McDavid jeszcze nigdy nie wygrał bezpośredniego starcia z Crosbym. Spotykali się do tej pory 5-krotnie i za każdym razem mecze kończyły się triumfami ekipy z Pittburgha.
Fot. thehockeynews.com
Oto jak prezentuje się porównanie osiągnięć obu hokeistów w pojedynkach bezpośrednich:
McDavid | Crosby | |
Zwycięstwa | 0 | 5 |
Gole | 3 | 2 |
Asysty | 6 | 1 |
Punkty | 9 | 3 |
Trzykrotny zdobywca Pucharu Stanleya z „Pingwinami” zdobył wczoraj swoją 14. bramkę w dogrywce. Wyrównał tym samym osiągnięcie Ilji Kowalczuka i wspólnie z Rosjaninem zajmuje 2. miejsce wśród aktualnie grających zawodników NHL. W klasyfikacji tej prowadzi Aleksandr Owieczkin z 22 trafieniami w dodatkowym czasie gry.

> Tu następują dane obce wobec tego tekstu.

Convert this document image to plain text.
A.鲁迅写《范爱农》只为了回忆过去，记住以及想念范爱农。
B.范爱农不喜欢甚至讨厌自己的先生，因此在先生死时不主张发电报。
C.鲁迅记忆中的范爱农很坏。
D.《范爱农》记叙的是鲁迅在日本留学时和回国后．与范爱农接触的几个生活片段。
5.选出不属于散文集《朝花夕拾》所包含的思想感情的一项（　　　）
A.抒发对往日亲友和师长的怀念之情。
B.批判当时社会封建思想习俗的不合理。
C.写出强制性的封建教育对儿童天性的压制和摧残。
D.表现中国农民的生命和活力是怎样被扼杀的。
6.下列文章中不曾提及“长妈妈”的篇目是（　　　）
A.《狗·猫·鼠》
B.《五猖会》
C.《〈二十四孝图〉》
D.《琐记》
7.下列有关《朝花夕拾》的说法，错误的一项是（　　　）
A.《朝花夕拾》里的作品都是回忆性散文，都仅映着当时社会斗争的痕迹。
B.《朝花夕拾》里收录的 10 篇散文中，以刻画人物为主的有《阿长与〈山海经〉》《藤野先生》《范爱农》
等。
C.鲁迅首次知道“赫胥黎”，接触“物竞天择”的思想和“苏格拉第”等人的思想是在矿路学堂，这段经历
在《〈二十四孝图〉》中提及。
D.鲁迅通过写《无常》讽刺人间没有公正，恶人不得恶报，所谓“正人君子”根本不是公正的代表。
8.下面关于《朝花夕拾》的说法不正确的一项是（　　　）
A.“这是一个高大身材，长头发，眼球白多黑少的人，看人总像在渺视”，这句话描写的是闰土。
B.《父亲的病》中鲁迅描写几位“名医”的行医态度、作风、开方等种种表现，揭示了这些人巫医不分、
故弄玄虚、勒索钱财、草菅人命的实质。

Mecz Edmonton z Pittsburghiem był już trzecim w tym sezonie, w którym obie ekipy zdobyły po 5 goli w trakcie trzech tercji. Takie wyniki padły również w spotkaniach Washington Capitals z „Pingwinami” i Toronto Maple Leafs z Chicago Blackhawks. Ostatnim sezonem, w którym takich gier było więcej niż w bieżącej edycji były rozgrywki 2010/11, kiedy to odnotowano 7 meczów z wynikiem 5:5 po 60 minutach gry.
Prowadzenie w spotkaniu dzisiejszej nocy zmieniało się trzykrotnie i żadna z drużyn nie miała większej przewagi niż jedną bramką. Był to 13. mecz obecnego sezonu, w którym strzelono co najmniej 10 goli. “Nafciarze” zostali 7. ekipą w tym sezonie, która przynajmniej trzykrotnie w czasie trwania meczu doprowadzała do wyniku remisowego.

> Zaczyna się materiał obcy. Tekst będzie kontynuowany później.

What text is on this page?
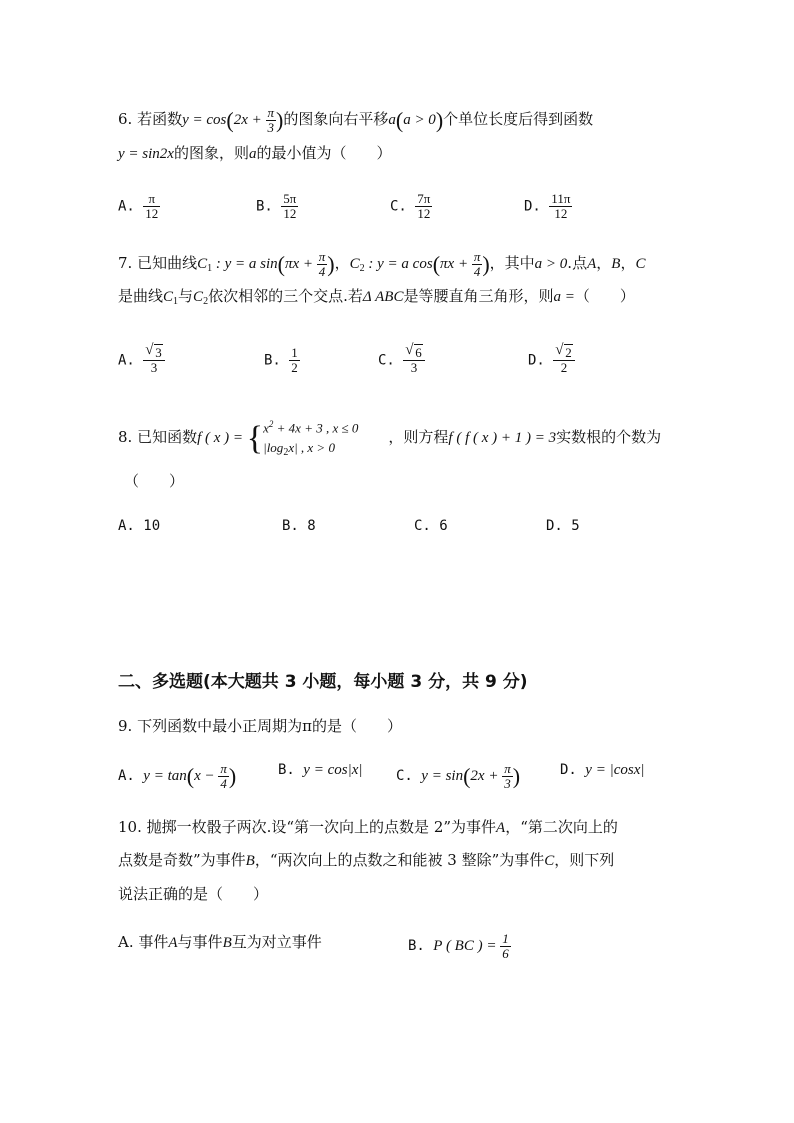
6. 若函数$y = \cos(2x + \frac{\pi}{3}$ )的图象向右平移a(a > 0)个单位长度后得到函数
y = sin2x的图象，则a的最小值为（　　）
A. $\frac{\pi}{12}$	B. $\frac{5\pi}{12}$	C. $\frac{7\pi}{12}$	D. $\frac{11\pi}{12}$
7. 已知曲线$C_1$ : y = a $\sin(\pi x + \frac{\pi}{4}$ )，$C_2$ : y = a $\cos(\pi x + \frac{\pi}{4}$ )，其中a > 0.点A，B，C
是曲线$C_1$与$C_2$依次相邻的三个交点.若Δ ABC是等腰直角三角形，则a =（　　）
A. $\frac{√ 3}{3}$	B. $\frac{1}{2}$	C. $\frac{√ 6}{3}$	D. $\frac{√ 2}{2}$
8. 已知函数f ( x ) = {$x^2 + 4x + 3$ , x ≤ 0
$|\log_2x|$ , x > 0　　，则方程f ( f ( x ) + 1 ) = 3实数根的个数为
（　　）
A. 10	B. 8	C. 6	D. 5
二、多选题(本大题共 3 小题，每小题 3 分，共 9 分)
9. 下列函数中最小正周期为π的是（　　）
A. $y = \tan(x - \frac{\pi}{4}$ )	B. y = cos|x| C. $y = \sin(2x + \frac{\pi}{3}$ )	D. y = |cosx|
10. 抛掷一枚骰子两次.设“第一次向上的点数是 2”为事件A，“第二次向上的
点数是奇数”为事件B，“两次向上的点数之和能被 3 整除”为事件C，则下列
说法正确的是（　　）
A. 事件A与事件B互为对立事件	B. P ( BC ) = $\frac{1}{6}$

Wybitni defensorzy NHL rozstrzygnęli o wygranej Sharks
Zakończyła się 5-meczowa zwycięska seria Nashville Predators. Przerwały ją „Rekiny” z San Jose, które zdołały nadrobić stratę bramkową do rywali i wygrać spotkanie 5:4. Sharks na niespełna 10 minut przed końcem przegrywali 2:4, ale wystarczyło im czasu, żeby zdobyć jeszcze 3 gole. Zwycięskie trafienie na 3 minuty przed końcową syreną zadał Brent Burns, mający na swoim koncie również dwie asysty.
Fot. 957thegame.radio.com
Była to 34. bramka wygrywająca byłego mistrza świata. Asystą przy niej popisał się Erik Karlsson. Był to 24. przypadek w historii NHL (bez podziału na fazę rozgrywek), kiedy przy danym trafieniu wygrywającym punktowali dwaj zdobywcy Trofeum Norrisa, a czternasty, w którym jeden z nich został zdobywcą gola. Ostatnia taka bramka padła w marcu 2009 roku za sprawą Scotta Niedermayera, któremu asystował Chris Pronger.

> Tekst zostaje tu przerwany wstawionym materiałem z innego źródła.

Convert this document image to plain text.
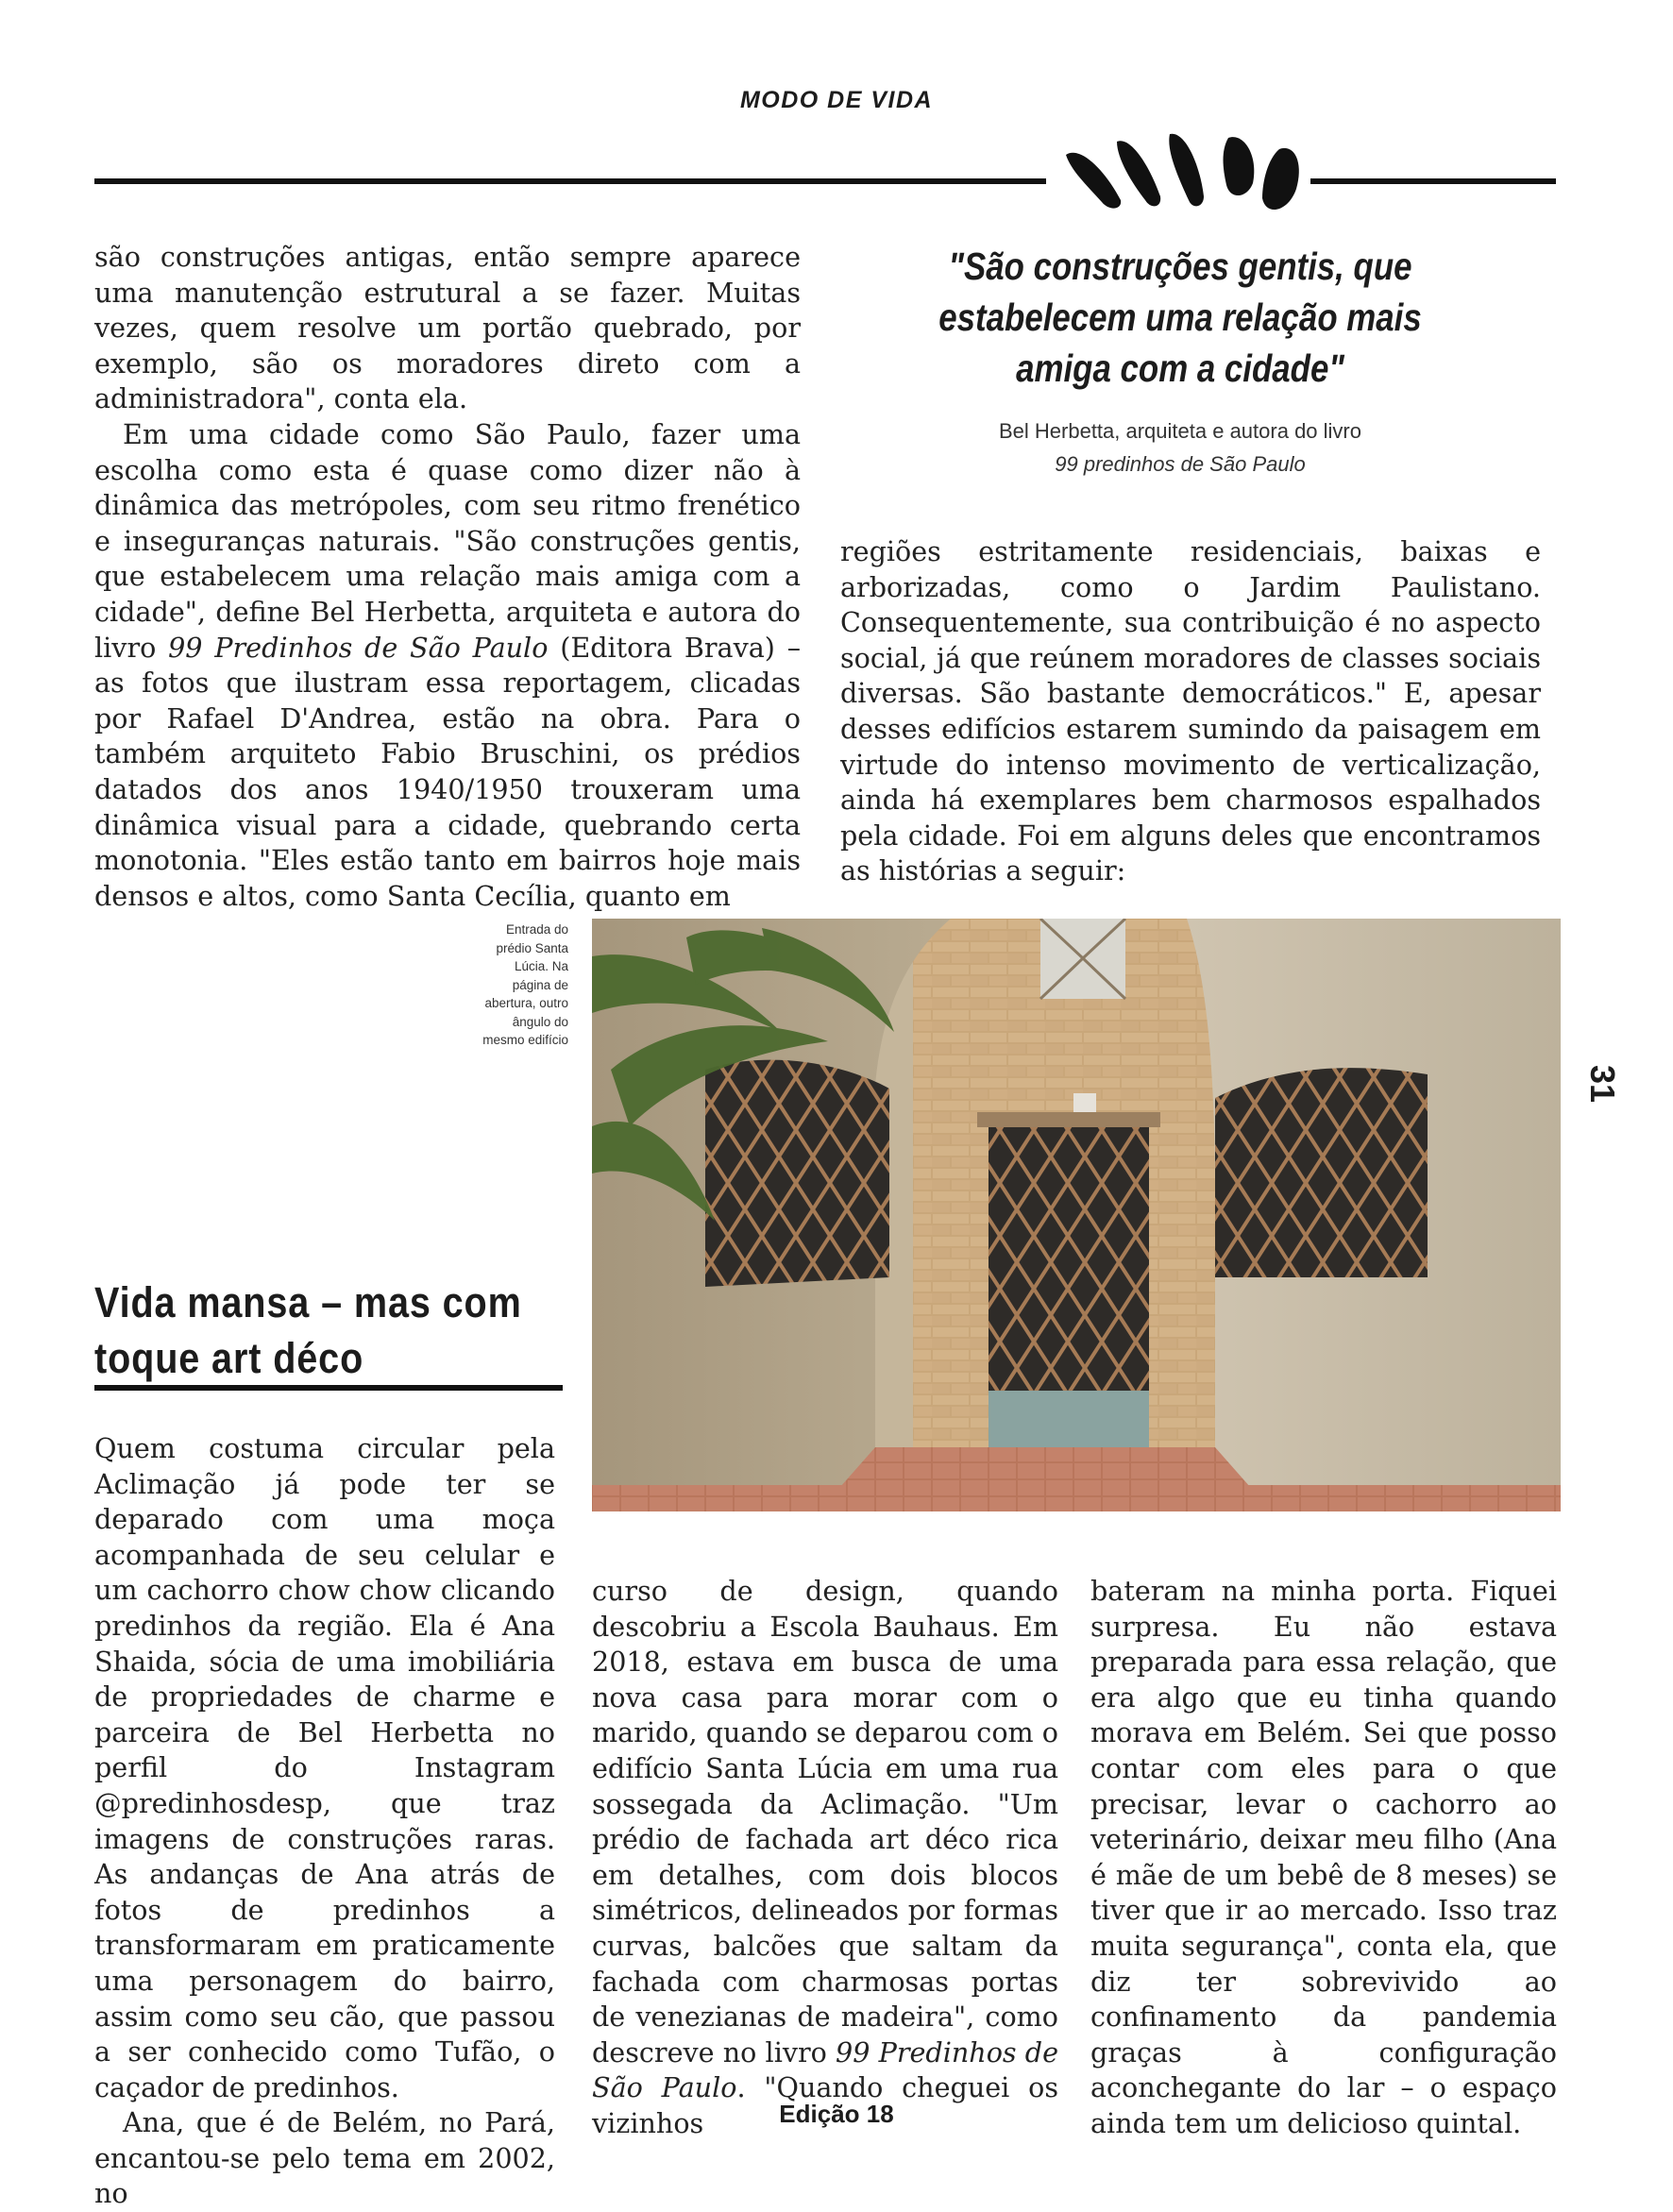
MODO DE VIDA

são construções antigas, então sempre aparece uma manutenção estrutural a se fazer. Muitas vezes, quem resolve um portão quebrado, por exemplo, são os moradores direto com a administradora", conta ela.

Em uma cidade como São Paulo, fazer uma escolha como esta é quase como dizer não à dinâmica das metrópoles, com seu ritmo frenético e inseguranças naturais. "São construções gentis, que estabelecem uma relação mais amiga com a cidade", define Bel Herbetta, arquiteta e autora do livro 99 Predinhos de São Paulo (Editora Brava) – as fotos que ilustram essa reportagem, clicadas por Rafael D'Andrea, estão na obra. Para o também arquiteto Fabio Bruschini, os prédios datados dos anos 1940/1950 trouxeram uma dinâmica visual para a cidade, quebrando certa monotonia. "Eles estão tanto em bairros hoje mais densos e altos, como Santa Cecília, quanto em

"São construções gentis, que estabelecem uma relação mais amiga com a cidade"
Bel Herbetta, arquiteta e autora do livro
99 predinhos de São Paulo

regiões estritamente residenciais, baixas e arborizadas, como o Jardim Paulistano. Consequentemente, sua contribuição é no aspecto social, já que reúnem moradores de classes sociais diversas. São bastante democráticos." E, apesar desses edifícios estarem sumindo da paisagem em virtude do intenso movimento de verticalização, ainda há exemplares bem charmosos espalhados pela cidade. Foi em alguns deles que encontramos as histórias a seguir:

Entrada do prédio Santa Lúcia. Na página de abertura, outro ângulo do mesmo edifício
31
Vida mansa – mas com
toque art déco

Quem costuma circular pela Aclimação já pode ter se deparado com uma moça acompanhada de seu celular e um cachorro chow chow clicando predinhos da região. Ela é Ana Shaida, sócia de uma imobiliária de propriedades de charme e parceira de Bel Herbetta no perfil do Instagram @predinhosdesp, que traz imagens de construções raras. As andanças de Ana atrás de fotos de predinhos a transformaram em praticamente uma personagem do bairro, assim como seu cão, que passou a ser conhecido como Tufão, o caçador de predinhos.

Ana, que é de Belém, no Pará, encantou-se pelo tema em 2002, no

curso de design, quando descobriu a Escola Bauhaus. Em 2018, estava em busca de uma nova casa para morar com o marido, quando se deparou com o edifício Santa Lúcia em uma rua sossegada da Aclimação. "Um prédio de fachada art déco rica em detalhes, com dois blocos simétricos, delineados por formas curvas, balcões que saltam da fachada com charmosas portas de venezianas de madeira", como descreve no livro 99 Predinhos de São Paulo. "Quando cheguei os vizinhos

bateram na minha porta. Fiquei surpresa. Eu não estava preparada para essa relação, que era algo que eu tinha quando morava em Belém. Sei que posso contar com eles para o que precisar, levar o cachorro ao veterinário, deixar meu filho (Ana é mãe de um bebê de 8 meses) se tiver que ir ao mercado. Isso traz muita segurança", conta ela, que diz ter sobrevivido ao confinamento da pandemia graças à configuração aconchegante do lar – o espaço ainda tem um delicioso quintal.

Edição 18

Dzisiejszy mecz był 29. w historii klubu z San Jose, kiedy zawodnicy tej drużyny zdobyli więcej niż jedną bramkę w ostatniej tercji spotkania, odrabiając przy tym stratę i kończąc pojedynek zwycięstwem. Jednocześnie to 13. przypadek, w którym wygraną w takich okolicznościach osiągnęli po trzech tercjach, bez konieczności dogrywki lub rzutów karnych. Ostatnia taka sytuacja miała miejsce w 2015 roku w spotkaniu z Columbus Blue Jackets.
Ligowi liderzy z Bostonu
Boston Bruins udali się do Ottawy, gdzie pokonali „Senatorów” 4:1, odnosząc swoje 5. zwycięstwo w dziewięciu pojedynkach tego sezonu. Połowę goli dla drużyny w stolicy Kanady zdobył David Pastrňák, a dokładając jeszcze dwie asysty został najskuteczniejszym graczem „Niedźwiadków”. Czech ma na koncie już 10 goli i wspólnie z Austonem Matthewsem zasiada na fotelu lidera rankingu snajperskiego.
22-latek został szóstym graczem w historii Bruins, który odnotował taką formę strzelecką w pierwszych 9 meczach sezonu. Dwukrotnie dokonał tego Phil Esposito. W rozgrywkach 1973/74 ustanowił klubowy rekord strzelecki października, zdobywając 14 goli w ciągu 10 meczów.
Patrice Bergeron w Ottawie zdobył gola oraz zaliczył dwie asysty. Jego dorobek punktowy w tym sezonie wynosi 16 „oczek”, co sprawia, że wraz z Matthewsem i Mikko Rantanenem znajduje się na szczycie klasyfikacji najskuteczniejszych.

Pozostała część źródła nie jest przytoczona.